The research was applauded by other neuroscientists.

"The demonstration that you can reconstruct a movie from the multiple cells in the thalamus is an important step in our understanding of how signals are represented in the activity of populations of cells," said Fred Rieke, an assistant professor of physiology and biophysics at the University of Washington.

Stanley, an assistant professor of biomedical engineering, said the research provides clues about how prosthetics may one day be wired into the mammalian nervous system. By understanding the language of the brain, scientists will be able to create devices that talk to it, he said.

"Trying to understand how the brain codes information leads to the possibility of replacing parts of the nervous system with an artificial device," he said.
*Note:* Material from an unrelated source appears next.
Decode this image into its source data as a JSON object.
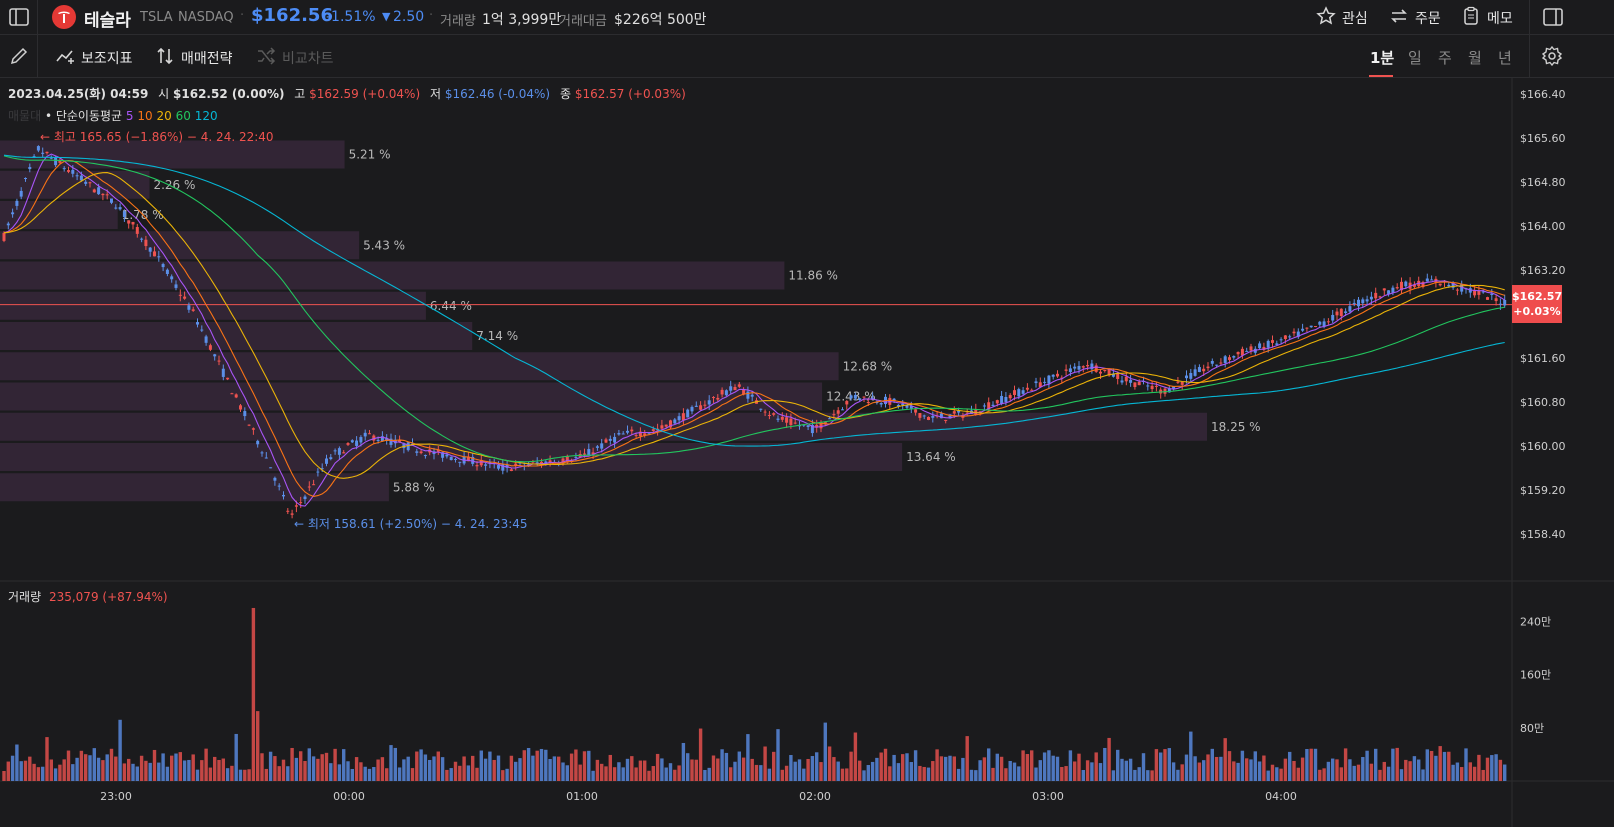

Stanley predicted that in the next couple of decades, as more and more of the neural code is decoded, brain interfaces may start to appear.

But he cautioned it may take a lot longer. He noted that the team also recorded the activity of cells higher up in the cat's visual pathway -- in the visual cortex -- but the results were not as startling because of the greater complexity of the cells.

"So little is understood about thoughts, perceptions, dreams, it's impossible to predict how much progress we'll make in understanding them," he said.

However, Ken Miller, as associate professor at the University of California, San Francisco, said researchers around the world are using similar techniques to decode higher brain functions.

"These methods could be applied to further up the visual pathway," he said. "It will become more difficult ... but it's a promising direction."

The experiments were reported in the September issue of the Journal of Neuroscience.